Un legittimo impedimento perenne. Ma ieri nell’aula del Tribunale di Milano è successo dell’altro. Il solito Ghedini ha chiesto, prima ancora che la teste marocchina venga chiamata al tavolo dei testimoni, che l’udienza venga rimandata per “legittimo impedimento perenne” dell’imputato Silvio Berlusconi, leader di coalizione e impegnato nella campagna elettorale. Cioè Ghedini chiede che tutto il processo venga sospeso per l’intero periodo della campagna elettorale, perché è pur vero che “Berlusconi non è candidato premier – spiega Ghedini – ma ha una serie di impegni diversi da un candidato qualsiasi”. Il Cavaliere, insomma, ha persino la campagna elettorale ad personam.
Il processo si farà.

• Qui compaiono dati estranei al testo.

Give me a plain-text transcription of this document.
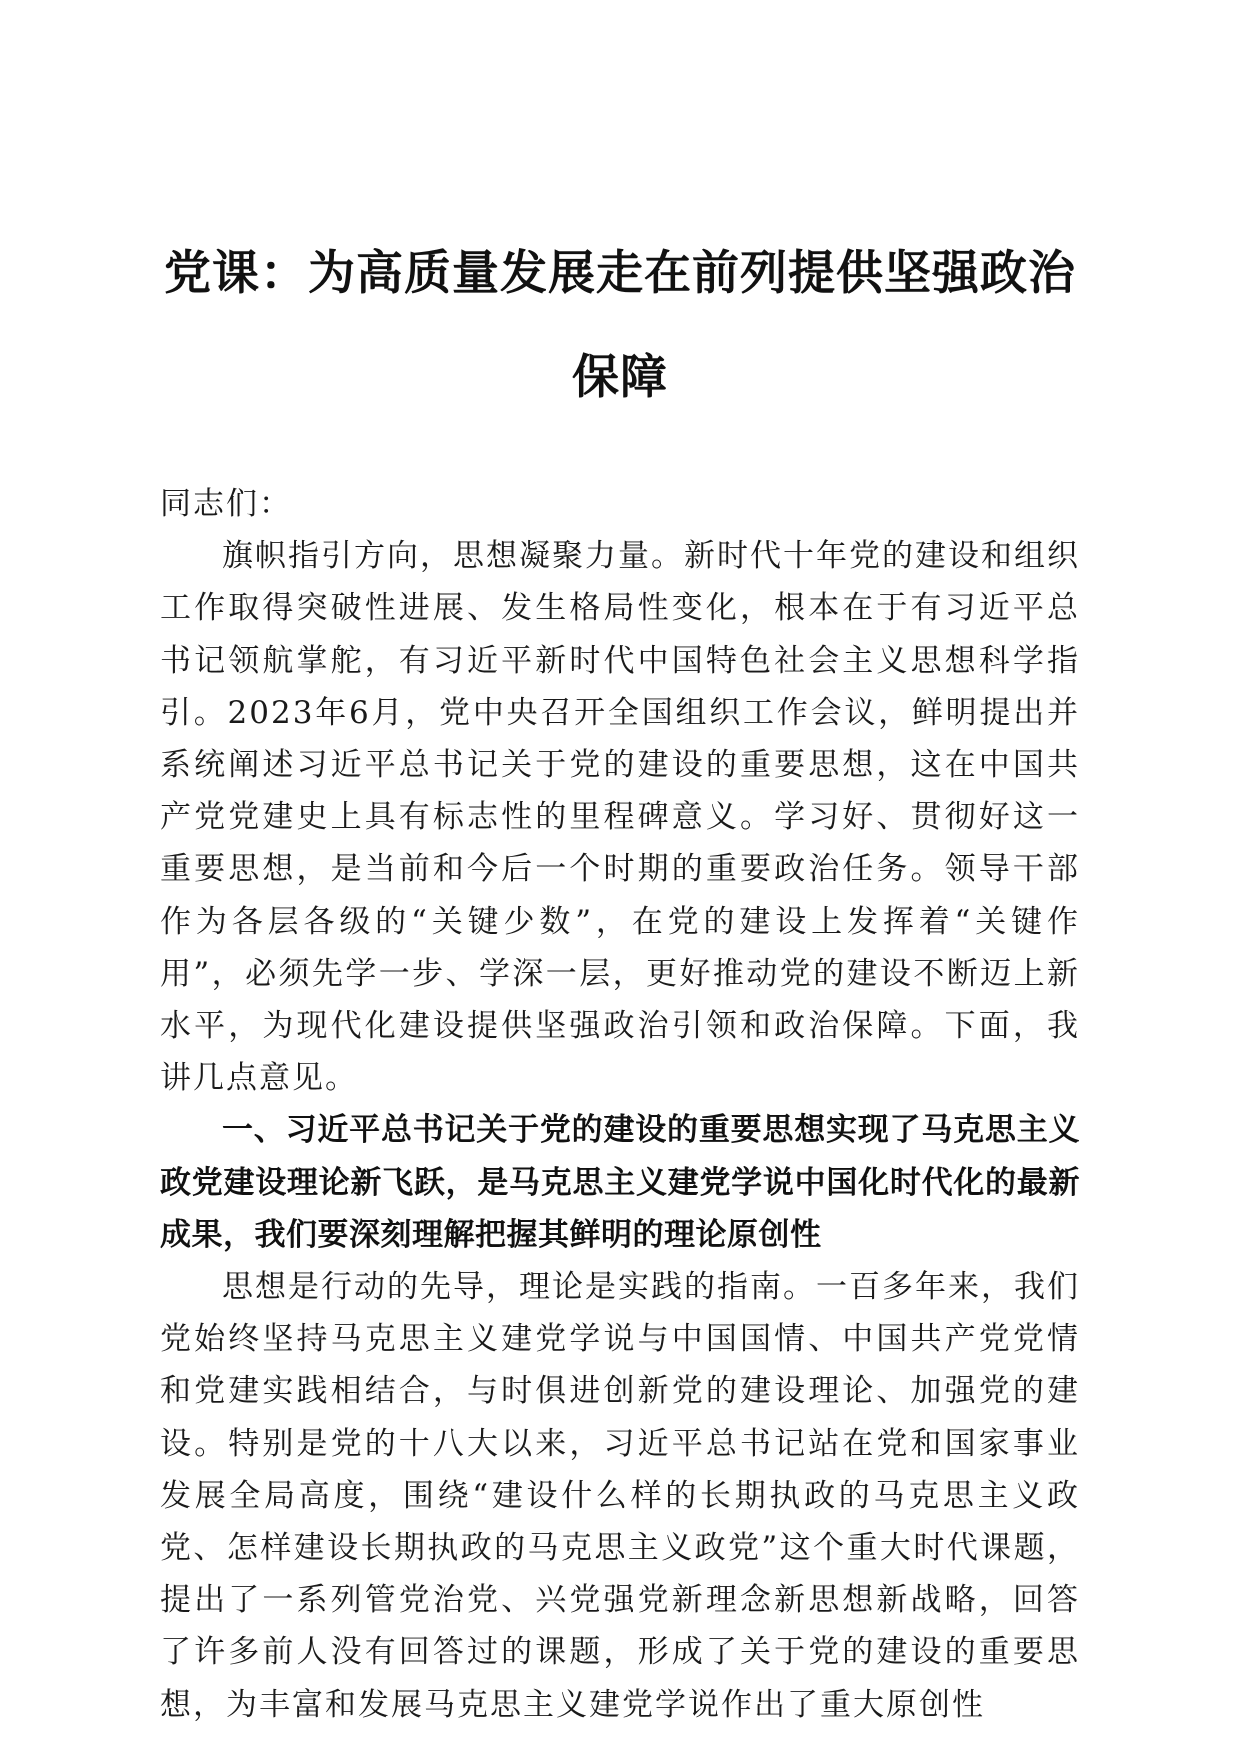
党课：为高质量发展走在前列提供坚强政治保障

同志们：

旗帜指引方向，思想凝聚力量。新时代十年党的建设和组织工作取得突破性进展、发生格局性变化，根本在于有习近平总书记领航掌舵，有习近平新时代中国特色社会主义思想科学指引。2023年6月，党中央召开全国组织工作会议，鲜明提出并系统阐述习近平总书记关于党的建设的重要思想，这在中国共产党党建史上具有标志性的里程碑意义。学习好、贯彻好这一重要思想，是当前和今后一个时期的重要政治任务。领导干部作为各层各级的“关键少数”，在党的建设上发挥着“关键作用”，必须先学一步、学深一层，更好推动党的建设不断迈上新水平，为现代化建设提供坚强政治引领和政治保障。下面，我讲几点意见。

一、习近平总书记关于党的建设的重要思想实现了马克思主义政党建设理论新飞跃，是马克思主义建党学说中国化时代化的最新成果，我们要深刻理解把握其鲜明的理论原创性

思想是行动的先导，理论是实践的指南。一百多年来，我们党始终坚持马克思主义建党学说与中国国情、中国共产党党情和党建实践相结合，与时俱进创新党的建设理论、加强党的建设。特别是党的十八大以来，习近平总书记站在党和国家事业发展全局高度，围绕“建设什么样的长期执政的马克思主义政党、怎样建设长期执政的马克思主义政党”这个重大时代课题，提出了一系列管党治党、兴党强党新理念新思想新战略，回答了许多前人没有回答过的课题，形成了关于党的建设的重要思想，为丰富和发展马克思主义建党学说作出了重大原创性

Dopo tre ore di consiglio i giudici, con una Boccassini visibilmente alterata, hanno respinto le richieste di Ghedini (e di Berlusconi): il processo si farà e lo si farà anche se siamo in campagna elettorale (le prossime sedute, infatti, sono state fissate per il 21, 28 gennaio e 4 febbraio), perché “il Tribunale è soggetto soltanto alla legge e non può valutare ragioni di opportunità politica”.
Il complotto. Ovviamente non s’è fatta attendere troppo la replica dell’avvocato Ghedini, il quale ha dichiarato che “il Tribunale è entrato pesantissimamente in campagna elettorale” perché – ha precisato – “è certo che si arriverà a sentenza prima delle elezioni”. Il punto, infatti, è proprio questo: un’eventuale condanna di Berlusconi al processo Ruby segnerebbe inevitabilmente la fine della sua carriera politica, con un tonfo sordo difficile da dimenticare. Nessuno stupore, dunque, se nelle prossime settimane sentirete gridare al “complotto delle toghe rosse” e alla “persecuzione” con ancora più vigore del solito: prendetelo come gli ultimi ruggiti di un leone ormai prossimo alla morte (politica).